As most know, a massive 8.8 magnitude earthquake struck the South American coastal nation of Chile last week. Thanks to moderately-strict building codes, many of the towns were not as affected as towns in Haiti had been just over a month ago. Still, the death toll in Chile has reached over 700 and continues to rise.
The Chile earthquake brings to mind the 1970 earthquake in Peru, north of the Chilean quake’s epicenter. To this day, the 7.9 magnitude disaster is known as the Great Peruvian Earthquake. Populated towns as well as remote mountain villages were literally obliterated, only to be covered in tons of rock. The death toll reached over 70,000 and thousands more were critically injured.
First Lady Patricia Nixon read about the disaster in Peru and told her husband, the President of the United States, “I just wish there were something I could do to help.” The President suggested that she fly to Peru to personally deliver relief supplies – and that she did. She coordinated efforts with volunteer organizations to gather food and other supplies to aid the suffering people.
Mrs. Nixon lifted off aboard a presidential jet from El Toro Marine Base, Orange County, with a C-135 cargo plane in tow, carrying nine tons of relief supplies. Upon her arrival at the Lima airport, she was greeted by over 3,000 cheering Peruvians. The First Lady remarked at the airport, “The United States would like you to know … that we will continue to assist you as you complete your reconstruction.”
Mrs. Nixon was joined by Peruvian First Lady Consuelo Velasco as she flew in a small cargo plane deep into the Andes Mountains to witness the destruction and personally deliver supplies to the people. After climbing over rubble to reach the suffering citizens, Mrs. Nixon said, “The destruction was much more incredible than I had read. It is all so saddening. The people are so brave. We are going to try harder to help them.” She distributed blankets and care packages, and comforted hundreds of the over 500,000 displaced refugees in the affected towns. When prompted to rest and relax, she remarked, “I didn’t come here to sit.” Mrs. Velasco commented that Mrs. Nixon “brought a new spirit to the people who have received her with much happiness.”
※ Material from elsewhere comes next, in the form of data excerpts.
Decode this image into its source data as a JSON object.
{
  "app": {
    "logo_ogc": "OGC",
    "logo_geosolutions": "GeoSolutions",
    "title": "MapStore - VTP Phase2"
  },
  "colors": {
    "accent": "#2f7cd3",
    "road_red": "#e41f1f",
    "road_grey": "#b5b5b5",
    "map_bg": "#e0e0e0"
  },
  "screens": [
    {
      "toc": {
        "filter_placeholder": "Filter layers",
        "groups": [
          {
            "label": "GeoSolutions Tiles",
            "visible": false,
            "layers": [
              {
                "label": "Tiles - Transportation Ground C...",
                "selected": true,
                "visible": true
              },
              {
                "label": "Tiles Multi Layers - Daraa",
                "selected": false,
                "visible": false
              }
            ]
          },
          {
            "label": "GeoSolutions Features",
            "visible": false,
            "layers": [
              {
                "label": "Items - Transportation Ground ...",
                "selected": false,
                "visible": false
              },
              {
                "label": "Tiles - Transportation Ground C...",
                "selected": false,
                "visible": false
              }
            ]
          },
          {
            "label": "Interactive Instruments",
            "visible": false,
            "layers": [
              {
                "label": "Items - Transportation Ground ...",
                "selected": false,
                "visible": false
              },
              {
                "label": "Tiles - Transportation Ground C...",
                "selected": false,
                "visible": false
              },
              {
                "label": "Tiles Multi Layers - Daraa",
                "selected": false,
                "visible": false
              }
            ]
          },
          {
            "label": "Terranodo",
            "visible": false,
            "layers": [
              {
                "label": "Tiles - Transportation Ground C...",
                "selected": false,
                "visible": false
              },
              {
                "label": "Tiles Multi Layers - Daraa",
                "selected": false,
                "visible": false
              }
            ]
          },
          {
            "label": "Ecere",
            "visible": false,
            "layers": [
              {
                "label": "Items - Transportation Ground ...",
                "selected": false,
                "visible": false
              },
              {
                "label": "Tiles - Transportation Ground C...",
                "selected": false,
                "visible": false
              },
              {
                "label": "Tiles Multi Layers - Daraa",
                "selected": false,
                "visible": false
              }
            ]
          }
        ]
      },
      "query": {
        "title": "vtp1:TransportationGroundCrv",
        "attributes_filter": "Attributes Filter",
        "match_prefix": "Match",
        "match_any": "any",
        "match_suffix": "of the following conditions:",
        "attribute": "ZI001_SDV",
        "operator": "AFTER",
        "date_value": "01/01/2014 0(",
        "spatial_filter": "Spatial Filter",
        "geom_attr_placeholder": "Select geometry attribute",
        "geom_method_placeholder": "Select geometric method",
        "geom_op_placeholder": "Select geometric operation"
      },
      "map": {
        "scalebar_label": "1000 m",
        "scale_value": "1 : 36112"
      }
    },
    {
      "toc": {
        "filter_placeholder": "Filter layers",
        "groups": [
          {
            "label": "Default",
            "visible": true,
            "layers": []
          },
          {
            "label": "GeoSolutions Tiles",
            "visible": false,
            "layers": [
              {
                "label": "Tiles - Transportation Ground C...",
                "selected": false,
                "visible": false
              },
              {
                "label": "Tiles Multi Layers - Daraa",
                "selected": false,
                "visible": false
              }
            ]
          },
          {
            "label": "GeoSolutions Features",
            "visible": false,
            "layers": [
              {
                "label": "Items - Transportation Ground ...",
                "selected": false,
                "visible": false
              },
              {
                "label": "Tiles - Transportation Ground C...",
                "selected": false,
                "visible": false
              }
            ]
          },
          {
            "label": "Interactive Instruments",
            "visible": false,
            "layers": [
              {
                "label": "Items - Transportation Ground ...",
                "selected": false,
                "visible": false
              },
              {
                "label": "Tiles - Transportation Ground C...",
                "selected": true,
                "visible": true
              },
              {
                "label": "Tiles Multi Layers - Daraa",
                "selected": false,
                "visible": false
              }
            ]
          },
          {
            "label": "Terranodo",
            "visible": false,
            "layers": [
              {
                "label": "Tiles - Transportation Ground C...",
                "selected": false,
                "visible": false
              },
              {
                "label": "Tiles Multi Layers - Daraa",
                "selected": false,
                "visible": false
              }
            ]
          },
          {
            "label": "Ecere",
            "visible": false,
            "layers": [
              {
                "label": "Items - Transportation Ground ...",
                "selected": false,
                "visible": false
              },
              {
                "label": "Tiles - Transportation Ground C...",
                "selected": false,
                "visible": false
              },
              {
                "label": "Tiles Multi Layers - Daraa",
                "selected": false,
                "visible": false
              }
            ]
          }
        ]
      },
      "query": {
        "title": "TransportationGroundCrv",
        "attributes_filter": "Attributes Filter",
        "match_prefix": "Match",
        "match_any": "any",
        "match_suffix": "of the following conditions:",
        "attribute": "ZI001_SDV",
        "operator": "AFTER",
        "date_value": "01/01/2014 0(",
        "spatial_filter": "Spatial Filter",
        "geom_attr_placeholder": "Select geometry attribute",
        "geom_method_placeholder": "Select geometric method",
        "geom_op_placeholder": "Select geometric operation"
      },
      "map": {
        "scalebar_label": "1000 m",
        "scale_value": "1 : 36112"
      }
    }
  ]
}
Never before had a First Lady undertaken a mercy mission that resulted in such diplomatic side effects. Peruvian President Juan Velasco had been leaning toward anti-American, pro-Soviet foreign policies, but his press secretary remarked that the President was “very touched by the gesture of President Nixon in sending his wife. If he could have sent the whole U.S. Air Force, it would not have meant as much as sending his wife.” One Peruvian newspaper, La Prensa, noted that Peru could never forget the “messenger of material aid and support” who was Pat Nixon. It continued: “In her human warmth and identification with the suffering of the Peruvian people, she has gone beyond the norms of international courtesy and has endured fatigue in an example of solidarity and self denial.”
Mrs. Nixon was awarded the Grand Cross of the Order of the Sun by the Peruvian President, the highest Peruvian honor and the oldest official decoration in the Western Hemisphere.
Upon her return, she worked closely with the Taft Commission for Peruvian Relief and briefed the Peru Earthquake Voluntary Assistance Group in Washington on her encounters and the needs of the Peruvian people. Her mission of goodwill gained widespread recognition.
As President and Mrs. Nixon did, let us help the victims of the Chilean disaster.